L'offerta, d'accordo, è ormai al limite del cosiddetto overbooking. Ce n'è davvero per tutti i gusti e di tutti i generi, al punto che se paradossalmente si volesse vivere in un mondo parallelo fatto soltanto di serie tv potremmo non uscire più di casa. Eppure è necessario fare un distinguo tra quei prodotti, pure di qualità, destinati a evaporare nei meandri della programmazione e quelli che invece hanno più di una chance di «restare», aspirando a un posto di rilievo nella storia della televisione recente.

Il nuovo pubblico di consumatori sembra gradire in particolare le saghe criminose - da qui il successo di Narcos, Gomorra, Suburra - e le vicende spostate nel tempo che rimandano a quel gusto vintage e nostalgico, la retromania ben descritta dal critico musicale Simon Reynolds. Il passato, in effetti, ci protegge, ci disegna intorno un'atmosfera ovattata e morbida, permettendoci infine di sospendere il giudizio sul presente e di rivivere con commozione il tempo della nostra età dell'innocenza.

Da molti definita la miglior serie del 2016, Stranger Things ha assunto le dimensioni di un piccolo fenomeno sociale: pensata come prodotto di culto, ha rotto gli argini dei «pochi ma buoni» per diventare oggetto di aspettative e discussioni in una fascia di pubblico molto ampia. Attesa con ansia e finalmente disponibile dal 27 ottobre su Netflix, Stranger Things 2 presenta nove episodi nuovi che in molti si sono divorati in meno di un weekend, ritrovando i quattro eroi bambini - Dustin, Mike, Lucas e Will - che, spinti dalla naturale curiosità, dal ficcare il naso ovunque sfidando il pericolo, scoprono che nella loro cittadina in Indiana una realtà parallela, il mondo di sotto, con la sua forza misteriosa agisce sulle vite di tutti.
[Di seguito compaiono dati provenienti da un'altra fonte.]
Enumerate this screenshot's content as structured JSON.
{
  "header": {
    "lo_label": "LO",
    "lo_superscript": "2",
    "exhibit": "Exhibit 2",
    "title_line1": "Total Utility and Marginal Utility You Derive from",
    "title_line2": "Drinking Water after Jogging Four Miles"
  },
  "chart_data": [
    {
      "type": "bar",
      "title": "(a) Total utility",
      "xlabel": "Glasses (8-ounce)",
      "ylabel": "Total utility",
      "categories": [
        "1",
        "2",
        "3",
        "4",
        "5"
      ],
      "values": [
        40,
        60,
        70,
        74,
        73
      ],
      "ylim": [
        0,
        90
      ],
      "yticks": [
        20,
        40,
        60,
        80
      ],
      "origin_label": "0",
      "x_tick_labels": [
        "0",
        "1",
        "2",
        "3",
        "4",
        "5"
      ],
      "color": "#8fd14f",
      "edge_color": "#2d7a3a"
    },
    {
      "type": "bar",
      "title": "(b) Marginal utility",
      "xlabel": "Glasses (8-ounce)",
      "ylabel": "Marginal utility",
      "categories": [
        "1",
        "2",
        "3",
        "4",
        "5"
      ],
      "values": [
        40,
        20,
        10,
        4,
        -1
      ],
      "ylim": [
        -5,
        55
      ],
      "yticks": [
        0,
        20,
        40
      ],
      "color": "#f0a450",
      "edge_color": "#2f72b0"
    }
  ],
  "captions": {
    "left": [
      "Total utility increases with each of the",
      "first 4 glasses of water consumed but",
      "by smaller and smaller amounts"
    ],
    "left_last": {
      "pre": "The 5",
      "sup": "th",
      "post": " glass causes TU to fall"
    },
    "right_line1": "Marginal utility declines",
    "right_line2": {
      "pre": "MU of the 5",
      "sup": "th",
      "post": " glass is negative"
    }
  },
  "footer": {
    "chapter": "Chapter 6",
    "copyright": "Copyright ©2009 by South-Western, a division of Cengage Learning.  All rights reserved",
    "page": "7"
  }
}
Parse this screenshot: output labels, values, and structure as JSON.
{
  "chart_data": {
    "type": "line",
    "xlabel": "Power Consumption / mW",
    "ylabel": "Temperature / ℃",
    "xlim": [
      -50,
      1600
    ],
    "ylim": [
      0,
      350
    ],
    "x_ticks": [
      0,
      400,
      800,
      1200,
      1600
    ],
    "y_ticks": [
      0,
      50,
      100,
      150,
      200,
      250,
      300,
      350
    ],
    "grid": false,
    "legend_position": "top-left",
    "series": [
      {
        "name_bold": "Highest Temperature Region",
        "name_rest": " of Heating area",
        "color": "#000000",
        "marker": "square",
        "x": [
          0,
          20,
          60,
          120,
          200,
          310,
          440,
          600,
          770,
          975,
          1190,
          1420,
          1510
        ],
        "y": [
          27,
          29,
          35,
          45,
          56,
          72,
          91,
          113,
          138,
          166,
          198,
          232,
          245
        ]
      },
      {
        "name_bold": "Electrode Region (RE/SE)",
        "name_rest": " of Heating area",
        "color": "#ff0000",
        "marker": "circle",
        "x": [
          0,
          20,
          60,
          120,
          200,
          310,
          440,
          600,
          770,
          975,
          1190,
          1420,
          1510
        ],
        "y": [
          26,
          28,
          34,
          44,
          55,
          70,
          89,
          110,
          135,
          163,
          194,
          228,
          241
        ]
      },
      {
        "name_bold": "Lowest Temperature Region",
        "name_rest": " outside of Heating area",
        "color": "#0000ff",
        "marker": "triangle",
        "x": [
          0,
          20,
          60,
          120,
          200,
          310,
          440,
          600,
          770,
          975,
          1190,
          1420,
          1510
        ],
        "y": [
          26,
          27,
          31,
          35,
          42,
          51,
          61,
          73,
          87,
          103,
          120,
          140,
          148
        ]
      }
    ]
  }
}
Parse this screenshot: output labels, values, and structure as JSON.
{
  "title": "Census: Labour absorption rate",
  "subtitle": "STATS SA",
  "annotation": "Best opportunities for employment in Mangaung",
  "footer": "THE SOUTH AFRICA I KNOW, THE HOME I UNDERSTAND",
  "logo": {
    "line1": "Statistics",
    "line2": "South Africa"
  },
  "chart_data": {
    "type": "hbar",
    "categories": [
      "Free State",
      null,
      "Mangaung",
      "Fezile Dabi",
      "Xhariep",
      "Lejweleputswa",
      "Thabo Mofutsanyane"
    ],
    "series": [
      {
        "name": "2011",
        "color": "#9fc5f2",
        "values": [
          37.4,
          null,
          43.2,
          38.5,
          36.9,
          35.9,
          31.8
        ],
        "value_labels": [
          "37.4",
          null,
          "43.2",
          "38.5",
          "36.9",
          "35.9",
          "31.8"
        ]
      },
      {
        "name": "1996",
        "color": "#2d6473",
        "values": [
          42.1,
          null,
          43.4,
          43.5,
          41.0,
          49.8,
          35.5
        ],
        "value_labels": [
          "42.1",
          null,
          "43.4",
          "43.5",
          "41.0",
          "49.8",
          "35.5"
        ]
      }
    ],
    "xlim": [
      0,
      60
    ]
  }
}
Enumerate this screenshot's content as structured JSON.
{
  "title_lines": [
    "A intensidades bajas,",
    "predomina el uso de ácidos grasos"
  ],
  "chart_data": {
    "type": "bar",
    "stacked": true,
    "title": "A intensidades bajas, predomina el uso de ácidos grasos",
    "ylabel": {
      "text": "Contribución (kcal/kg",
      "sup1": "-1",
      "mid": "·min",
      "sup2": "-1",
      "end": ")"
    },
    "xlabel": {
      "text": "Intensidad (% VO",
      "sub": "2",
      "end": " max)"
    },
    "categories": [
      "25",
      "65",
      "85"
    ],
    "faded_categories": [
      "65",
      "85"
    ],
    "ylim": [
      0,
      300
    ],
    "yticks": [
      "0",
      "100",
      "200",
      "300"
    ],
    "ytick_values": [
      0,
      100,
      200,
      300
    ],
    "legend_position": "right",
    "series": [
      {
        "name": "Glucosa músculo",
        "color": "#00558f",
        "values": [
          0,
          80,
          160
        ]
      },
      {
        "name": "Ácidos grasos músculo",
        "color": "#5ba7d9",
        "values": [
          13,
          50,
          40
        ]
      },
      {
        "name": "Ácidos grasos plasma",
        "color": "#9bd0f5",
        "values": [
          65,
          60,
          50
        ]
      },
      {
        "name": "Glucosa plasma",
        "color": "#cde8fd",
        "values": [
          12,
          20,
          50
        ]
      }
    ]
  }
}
La seconda stagione si arricchisce di nuovi personaggi: Bob, il compagno di Joyce, la madre di Will; Max, la ragazzina appena trasferita dalla Florida con Billy, suo fratello 17enne e violento; il dottor Owens, lo scienziato che ha il compito di tenere segrete le «cose più strane» che stanno accadendo ad Hawkins; e soprattutto Kali, tatuata con il numero 008 e ancor più iconica della precedente 011 per via della cresta punk.

Impensabile spoilerare la storia che si arricchisce di particolari e intrighi, tra colpi di scena e caratteri degli attori che vanno definendosi. Il fascino di Stranger Things 2 sta nell'aver anticipato il ritorno all'estetica degli anni '80, a lungo bistrattati come il peggior decennio del dopoguerra, e invece ricchi di spunti sperimentali. Non solo citazioni dal cinema del genere science fiction, dai romanzi di Stephen King, dalla letteratura per l'infanzia. I creatori Matt e Ross Duffer mettono in scena quel mondo che stilisticamente ha segnato l'approdo alla contemporaneità. Ciò significa che, con ottima probabilità, dopo tanto revival dedicato ai '70 ci si spingerà più avanti a rintracciare idee innovative e curiose in un'epoca davvero interessante e fervida.

La stessa cosa sta accadendo nell'arte visiva e non penso si tratti di una coincidenza.